State Sen. Frank Shurden (search), a longtime defender of cockfighting, is suggesting that roosters be given little boxing gloves so they can fight without bloodshed. The proposal is in a bill the Democrat has introduced for the legislative session that begins Feb. 7.
"Who's going to object to chickens fighting like humans do? Everybody wins," Sen. Frank Shurden said.
Oklahoma voters banned cockfighting (search) in 2002. The practice is still legal in Louisiana and New Mexico.
Removing the blood from the sport takes away the main argument animal rights groups have against cockfighting, Shurden said.
"Let the roosters do what they love to do without getting injured," Shurden said.
In his search for a new way to let gamecocks fight, Shurden learned about a California man who is an attorney for Gamecock Boxing Inc. (search), which was formed to promote a nonlethal form of cockfighting.
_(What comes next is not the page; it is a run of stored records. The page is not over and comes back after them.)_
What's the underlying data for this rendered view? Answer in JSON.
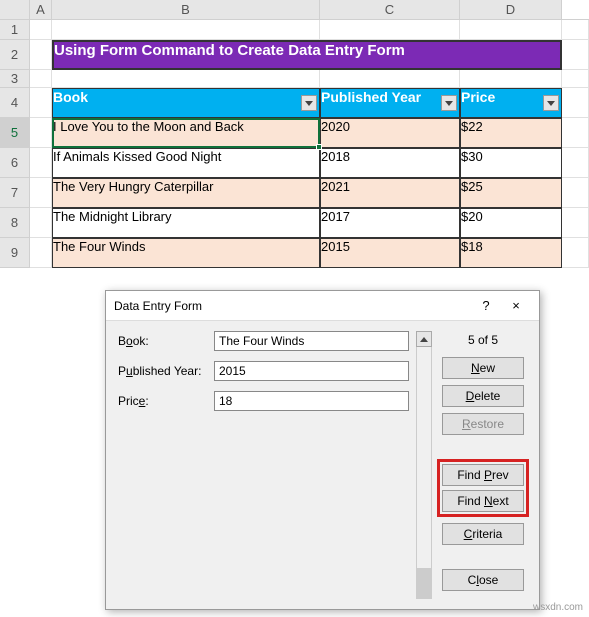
{
  "columns": [
    "A",
    "B",
    "C",
    "D"
  ],
  "rows": [
    "1",
    "2",
    "3",
    "4",
    "5",
    "6",
    "7",
    "8",
    "9"
  ],
  "title": "Using Form Command to Create Data Entry Form",
  "table": {
    "headers": [
      "Book",
      "Published Year",
      "Price"
    ],
    "rows": [
      {
        "book": "I Love You to the Moon and Back",
        "year": "2020",
        "price": "$22"
      },
      {
        "book": "If Animals Kissed Good Night",
        "year": "2018",
        "price": "$30"
      },
      {
        "book": "The Very Hungry Caterpillar",
        "year": "2021",
        "price": "$25"
      },
      {
        "book": "The Midnight Library",
        "year": "2017",
        "price": "$20"
      },
      {
        "book": "The Four Winds",
        "year": "2015",
        "price": "$18"
      }
    ]
  },
  "selected_row": "5",
  "dialog": {
    "title": "Data Entry Form",
    "help": "?",
    "close": "×",
    "fields": {
      "book_label_pre": "B",
      "book_label_u": "o",
      "book_label_post": "ok:",
      "book_value": "The Four Winds",
      "year_label_pre": "P",
      "year_label_u": "u",
      "year_label_post": "blished Year:",
      "year_value": "2015",
      "price_label_pre": "Pric",
      "price_label_u": "e",
      "price_label_post": ":",
      "price_value": "18"
    },
    "counter": "5 of 5",
    "buttons": {
      "new_u": "N",
      "new_post": "ew",
      "delete_u": "D",
      "delete_post": "elete",
      "restore_u": "R",
      "restore_post": "estore",
      "findprev_pre": "Find ",
      "findprev_u": "P",
      "findprev_post": "rev",
      "findnext_pre": "Find ",
      "findnext_u": "N",
      "findnext_post": "ext",
      "criteria_u": "C",
      "criteria_post": "riteria",
      "close_pre": "C",
      "close_u": "l",
      "close_post": "ose"
    }
  },
  "watermark": "wsxdn.com"
}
"The company has a patent now pending on this game and the equipment designed to score the 'hits' of these sparring live gamefowl," Californian John R. Cogorno wrote in a letter to Shurden.
Shurden said electronic sensors can record the number of hits by each gamefowl to determine which rooster won the boxing match.
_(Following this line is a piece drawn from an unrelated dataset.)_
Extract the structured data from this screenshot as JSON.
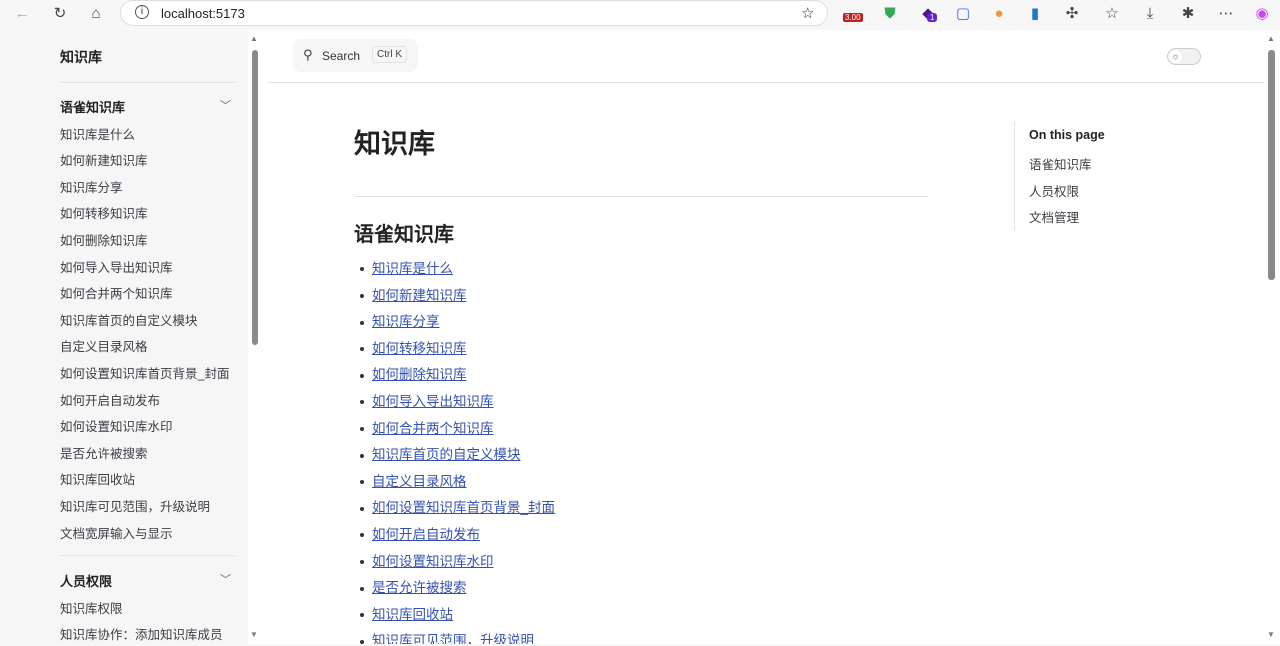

Gamecocks would wear sparring muffs, which are padded gloves placed over their natural spurs.
"To me it answers everything. It saves the industry, takes blood sport out and generates revenue for Oklahoma," Shurden said.
Janet Halliburton, an attorney who led the initiative petition drive to ban cockfighting, said, "What this is going to do is make a platform for him to continually try to amend the existing ban. They don't want electronic cockfighting any more than anybody else does, or they'd be doing it."
Shurden said he's not trying to amend the existing cockfighting ban, something he tried the past few years without success.
Shurden's legislation would create the Oklahoma Pari-mutuel Gamecock Boxing Act (search).
The Oklahoma Horse Racing Commission (search), which has jurisdiction over pari-mutuel horse racing, would have jurisdiction over this gamecock boxing.
Shurden believes it could be incorporated into horse racing, providing the boxing between horse races.
Some of the money earned from wagers on gamecock boxing matches would go to the state.
"I guarantee it would work," Shurden said of the nonlethal fighting of roosters.